Guide Michelin 2026 : des rétrogradations marquantes dans la gastronomie française
L'édition 2026 du Guide Michelin apporte son lot de surprises avec des rétrogradations significatives qui font parler le monde de la gastronomie. Deux établissements emblématiques voient leur statut modifié : Le Suquet de Sébastien Bras en Aveyron et L'Ambroisie de Bernard Pacaud à Paris.
Le Suquet de Sébastien Bras : de deux à une étoile
Le chef aveyronnais Sébastien Bras assiste à la rétrogradation de son restaurant Le Suquet, situé à Laguiole, qui passe de deux à une seule étoile Michelin. Cette décision du célèbre guide rouge intervient dans un contexte particulier pour le chef, qui entretient depuis longtemps une relation complexe avec le système des macarons.
Une histoire familiale marquée par les étoiles
Le Suquet n'est pas un restaurant ordinaire. Héritier d'une prestigieuse tradition familiale, l'établissement avait été porté au sommet par Michel Bras, le père de Sébastien, qui avait obtenu la troisième étoile en 1999. Lorsque Sébastien Bras reprend les fourneaux, il hérite donc d'un restaurant déjà triplement étoilé, un héritage à la fois prestigieux et lourd à porter.
Une relation paradoxale avec le guide
La particularité de cette rétrogradation réside dans le parcours du chef. En 2017, Sébastien Bras avait pris une décision rare en demandant officiellement à ne plus figurer dans le Guide Michelin. Il expliquait alors vouloir échapper à la pression permanente des inspections et à la crainte de perdre un macaron. "Ce qui devrait être un moteur est un frein", déclarait-il à l'époque, exprimant son désir de cuisiner plus librement, sans attendre le verdict annuel du guide.
Après quelques années d'absence, Le Suquet avait finalement réintégré le guide et retrouvé deux étoiles. La perte d'une étoile en 2026 illustre donc une nouvelle fois la relation ambivalente que le chef entretient avec cette institution gastronomique.

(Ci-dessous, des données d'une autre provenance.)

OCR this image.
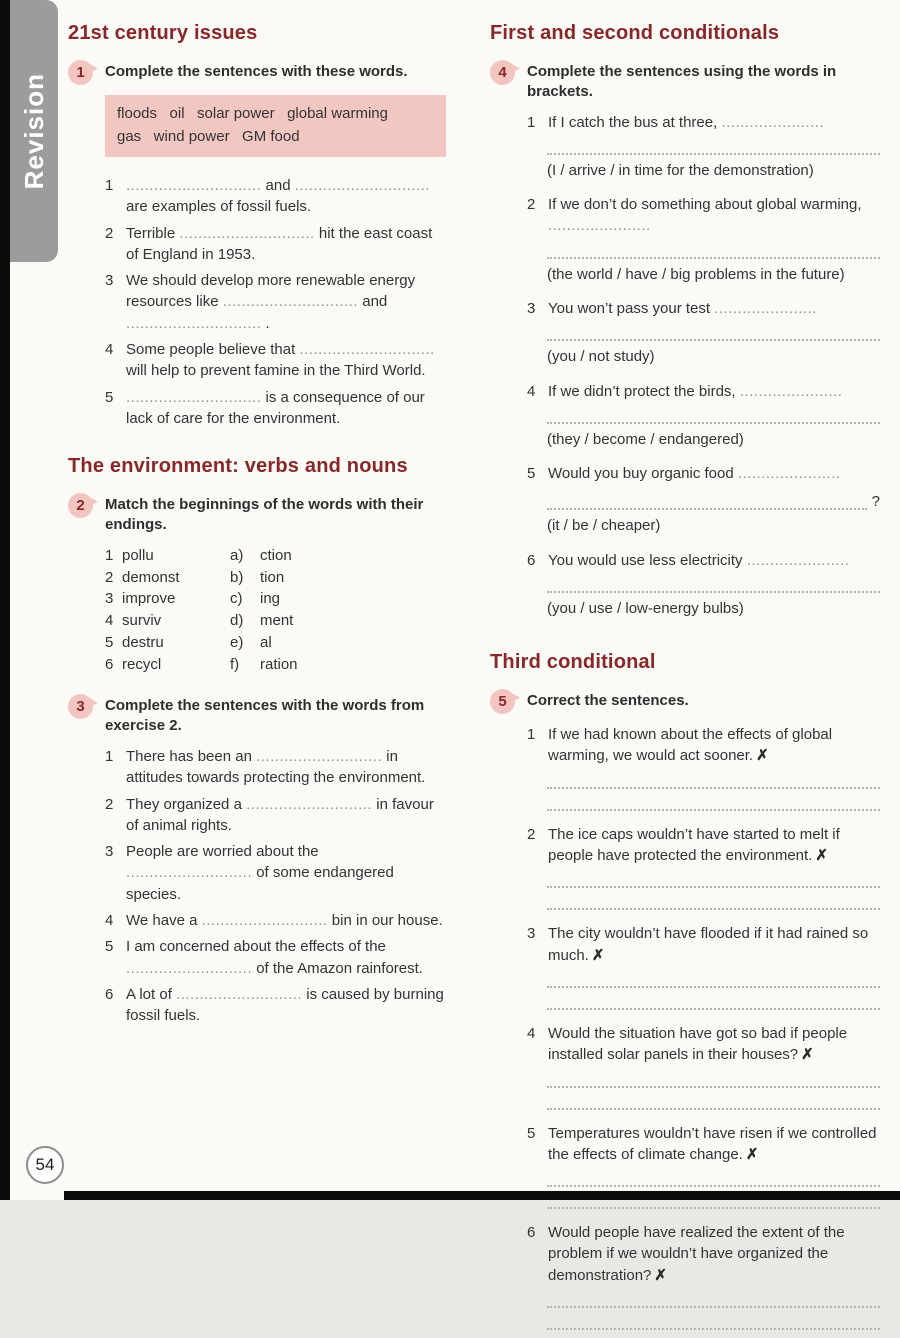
Revision
21st century issues
1	Complete the sentences with these words.
floods   oil   solar power   global warming
gas   wind power   GM food
1 ............................. and ............................. are examples of fossil fuels.
2 Terrible ............................. hit the east coast of England in 1953.
3 We should develop more renewable energy resources like ............................. and ............................. .
4 Some people believe that ............................. will help to prevent famine in the Third World.
5 ............................. is a consequence of our lack of care for the environment.
The environment: verbs and nouns
2	Match the beginnings of the words with their endings.
1 pollu	a)	ction
2 demonst	b)	tion
3 improve	c)	ing
4 surviv	d)	ment
5 destru	e)	al
6 recycl	f)	ration
3	Complete the sentences with the words from exercise 2.
1 There has been an ........................... in attitudes towards protecting the environment.
2 They organized a ........................... in favour of animal rights.
3 People are worried about the ........................... of some endangered species.
4 We have a ........................... bin in our house.
5 I am concerned about the effects of the ........................... of the Amazon rainforest.
6 A lot of ........................... is caused by burning fossil fuels.
First and second conditionals
4	Complete the sentences using the words in brackets.
1 If I catch the bus at three, ......................
(I / arrive / in time for the demonstration)
2 If we don’t do something about global warming, ......................
(the world / have / big problems in the future)
3 You won’t pass your test ......................
(you / not study)
4 If we didn’t protect the birds, ......................
(they / become / endangered)
5 Would you buy organic food ......................
?
(it / be / cheaper)
6 You would use less electricity ......................
(you / use / low-energy bulbs)
Third conditional
5	Correct the sentences.
1 If we had known about the effects of global warming, we would act sooner. ✗
2 The ice caps wouldn’t have started to melt if people have protected the environment. ✗
3 The city wouldn’t have flooded if it had rained so much. ✗
4 Would the situation have got so bad if people installed solar panels in their houses? ✗
5 Temperatures wouldn’t have risen if we controlled the effects of climate change. ✗
6 Would people have realized the extent of the problem if we wouldn’t have organized the demonstration? ✗
54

L'Ambroisie : la fin d'une ère parisienne
À Paris, une autre institution subit une rétrogradation notable. Le restaurant L'Ambroisie, dirigé par le chef Bernard Pacaud et situé place des Vosges, perd une étoile et passe ainsi de trois à deux macarons. Cette décision est particulièrement significative car L'Ambroisie détenait ses trois étoiles depuis près de quarante ans, faisant partie du paysage gastronomique français le plus prestigieux.
D'autres établissements concernés
Le Guide Michelin 2026 affecte également d'autres restaurants renommés :
- Le Chabichou à Courchevel perd sa deuxième étoile
- Le Relais de la Poste de Jean Coussau à Magescq, dans les Landes, voit disparaître sa double étoile après 55 ans de distinction
- Plusieurs établissements passent d'une à zéro étoile, dont l'Auberge de l'Abbaye dans l'Ain, la Mirande dans le Vaucluse, et Helen à Paris
Un contexte de renouvellement gastronomique
Ces rétrogradations interviennent dans un paysage gastronomique en évolution. En 2023, c'était déjà le chef Guy Savoy qui avait perdu sa troisième étoile, montrant que même les institutions les plus établies ne sont pas à l'abri des changements d'appréciation du guide.
Le palmarès complet du Guide Michelin 2026, incluant les nouvelles étoiles attribuées, sera dévoilé le 16 mars. Cette annonce attendue révèlera quels établissements montent en grade tandis que d'autres, comme Le Suquet et L'Ambroisie, voient leur statut modifié.
Ces décisions du Guide Michelin continuent d'alimenter les débats sur la pression exercée par les distinctions gastronomiques et sur l'évolution des critères d'excellence dans la restauration française. La relation parfois conflictuelle entre les chefs et le système des étoiles, illustrée par le parcours de Sébastien Bras, questionne la place de ces récompenses dans la création culinaire contemporaine.